Excellence Monsieur le Président de la République,
Profitant de la date du 19 septembre 2019 commémorant les massacres à grande échelle et les arrestations arbitraires, notre parti politique qui fut parmi ceux qui ont eu à saluer ces sanctions, est consterné face à vos démarches par rapport à l’assouplissement des sanctions et exige leurs maintiens. Cependant, notre souhait consiste à ce que l’UE facilite la poursuite de toutes ces personnes devant la justice nationale, voire internationale ; à défaut, créer un Tribunal Spécial International pour la RDC comme l’ont préconisé le Docteur MUKWEGE et plusieurs organisations de droits de l’homme. Ce maintien des sanctions aura le privilège, Excellence Monsieur le Président, de servir d’exemple et de dissuasion à notre progéniture pour que plus jamais ça !
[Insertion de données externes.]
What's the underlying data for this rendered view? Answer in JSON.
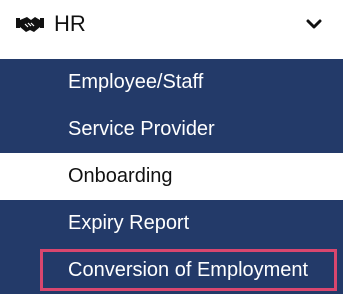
{
  "header": {
    "icon": "handshake-icon",
    "title": "HR",
    "toggle_icon": "chevron-down-icon"
  },
  "menu": {
    "items": [
      {
        "label": "Employee/Staff",
        "state": "normal"
      },
      {
        "label": "Service Provider",
        "state": "normal"
      },
      {
        "label": "Onboarding",
        "state": "active"
      },
      {
        "label": "Expiry Report",
        "state": "normal"
      },
      {
        "label": "Conversion of Employment",
        "state": "highlighted"
      }
    ]
  },
  "colors": {
    "menu_bg": "#233a69",
    "active_bg": "#ffffff",
    "highlight_border": "#d9466e"
  }
}
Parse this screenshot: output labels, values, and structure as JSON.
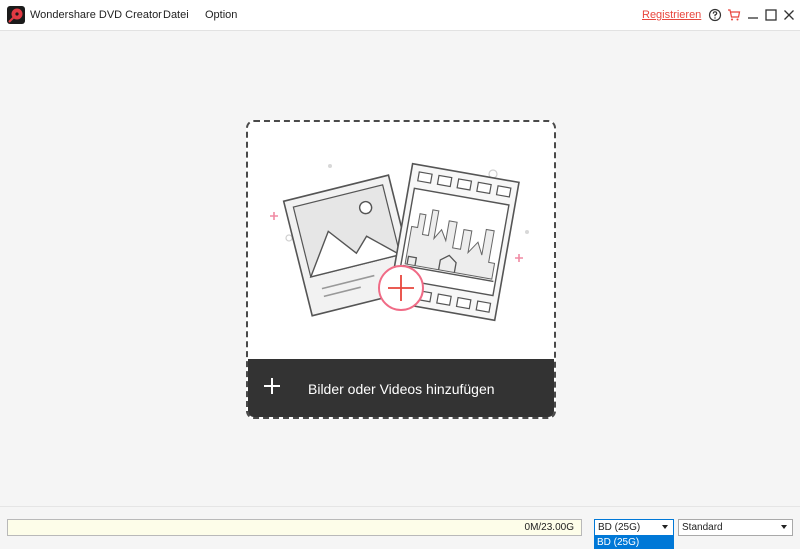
{
  "app": {
    "title": "Wondershare DVD Creator",
    "logo_icon": "wondershare-dvd-creator-logo",
    "accent_color": "#e8463d"
  },
  "menu": {
    "items": [
      {
        "label": "Datei"
      },
      {
        "label": "Option"
      }
    ]
  },
  "titlebar": {
    "register_label": "Registrieren",
    "icons": [
      "help-icon",
      "cart-icon",
      "minimize-icon",
      "maximize-icon",
      "close-icon"
    ]
  },
  "drop_area": {
    "add_label": "Bilder oder Videos hinzufügen",
    "add_icon": "plus-icon",
    "illustration_icons": [
      "photo-icon",
      "film-strip-icon",
      "add-circle-icon"
    ]
  },
  "status": {
    "capacity_text": "0M/23.00G",
    "disc_type": {
      "selected": "BD (25G)",
      "options": [
        "BD (25G)"
      ]
    },
    "quality": {
      "selected": "Standard"
    }
  }
}
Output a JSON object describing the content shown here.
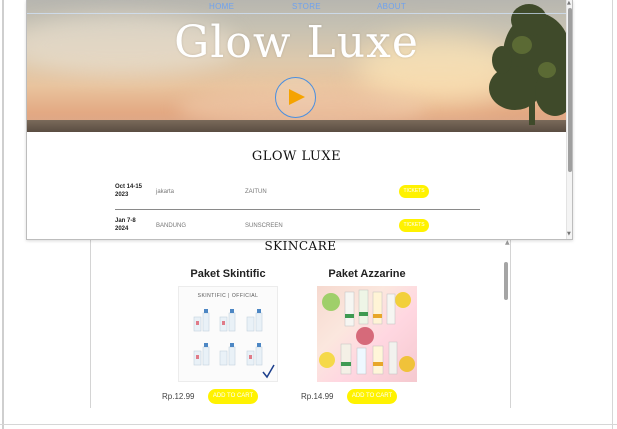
{
  "concert_page": {
    "nav": {
      "home": "HOME",
      "store": "STORE",
      "about": "ABOUT"
    },
    "hero_title": "Glow Luxe",
    "section_heading": "GLOW LUXE",
    "tour": [
      {
        "date": "Oct 14-15\n2023",
        "city": "jakarta",
        "venue": "ZAITUN",
        "button": "TICKETS"
      },
      {
        "date": "Jan 7-8\n2024",
        "city": "BANDUNG",
        "venue": "SUNSCREEN",
        "button": "TICKETS"
      }
    ]
  },
  "skincare_page": {
    "heading": "SKINCARE",
    "products": [
      {
        "name": "Paket Skintific",
        "brand": "SKINTIFIC  |  OFFICIAL",
        "price": "Rp.12.99",
        "button": "ADD TO CART"
      },
      {
        "name": "Paket Azzarine",
        "price": "Rp.14.99",
        "button": "ADD TO CART"
      }
    ]
  },
  "colors": {
    "accent_button": "#fff200",
    "nav_link": "#6fa2ee",
    "play_ring": "#4a8fe0",
    "play_triangle": "#f5a300"
  },
  "icons": [
    "play-icon",
    "scroll-up-icon",
    "scroll-down-icon"
  ]
}
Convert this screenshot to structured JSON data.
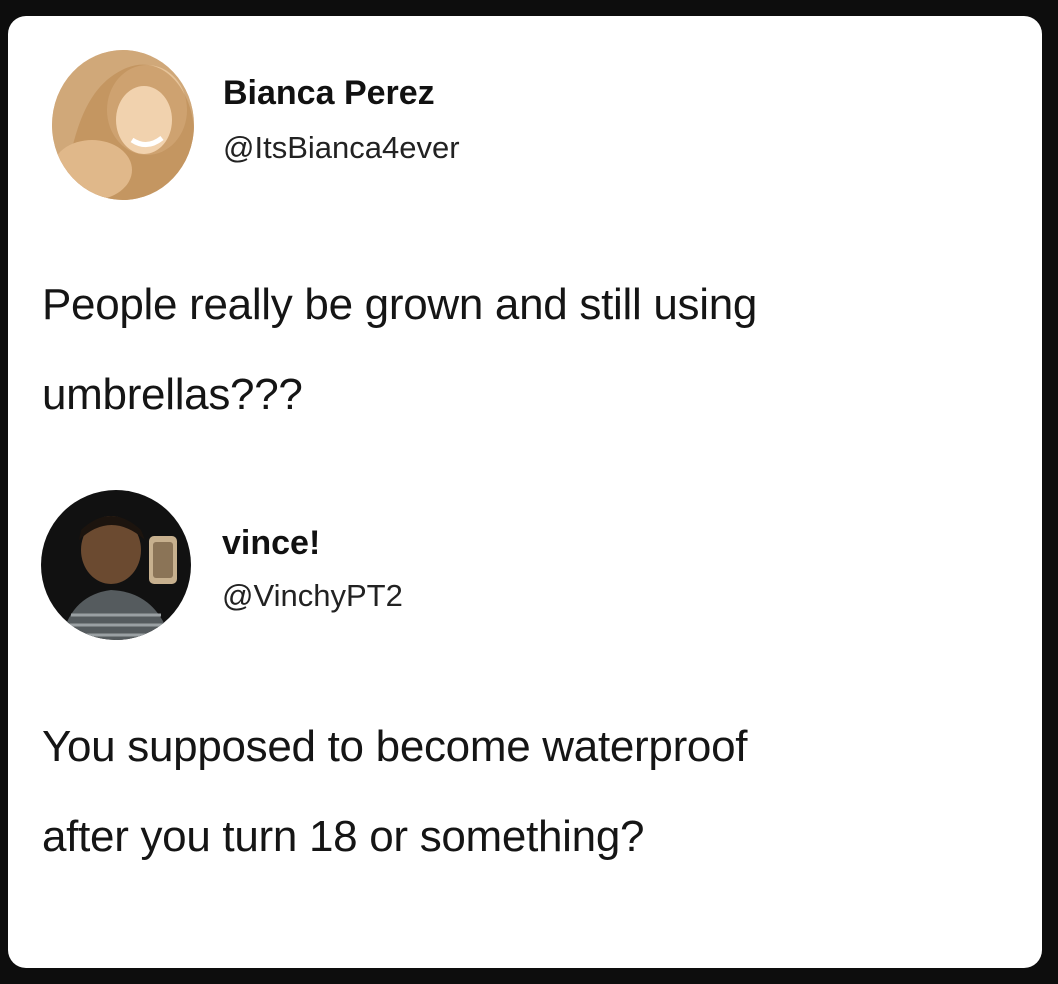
{
  "tweets": [
    {
      "author_name": "Bianca Perez",
      "author_handle": "@ItsBianca4ever",
      "avatar_icon": "user-avatar-photo",
      "text_lines": [
        "People really be grown and still using",
        "umbrellas???"
      ]
    },
    {
      "author_name": "vince!",
      "author_handle": "@VinchyPT2",
      "avatar_icon": "user-avatar-photo",
      "text_lines": [
        "You supposed to become waterproof",
        "after you turn 18 or something?"
      ]
    }
  ],
  "colors": {
    "background": "#0d0d0d",
    "card": "#ffffff",
    "text": "#151515"
  }
}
A titre de rappel, j’ai été, lors de la manifestation du 19 septembre 2016, arrêté arbitrairement, subi des traitements inhumains et dégradants jusqu’à frôler la mort avant d’être transféré à la prison de Makala en passant par huit couloirs de la mort (Camp KOKOLO, Camp Tshatshi, 1ère région militaire, Quartier général de la Police, Ndolo, Casier judiciaire et Parquet général). J’ai, par la même occasion, vu et entendu le général Amisi KUMBA, dit Tango Four, donner l’ordre de tirer et de tuer à bout portant des manifestants pacifiques. Tenant compte de tout cela, je demeure aujourd’hui témoin oculaire et auriculaire, témoin gênant et rescapé de ces horribles massacres. Après ma libération, j’ai porté plainte contre Monsieur KABILA et consorts, devant la Cour Constitutionnelle et adressé une dénonciation à la Cour Pénale Internationale pour crimes contre l’humanité qui s’avèrent imprescriptibles.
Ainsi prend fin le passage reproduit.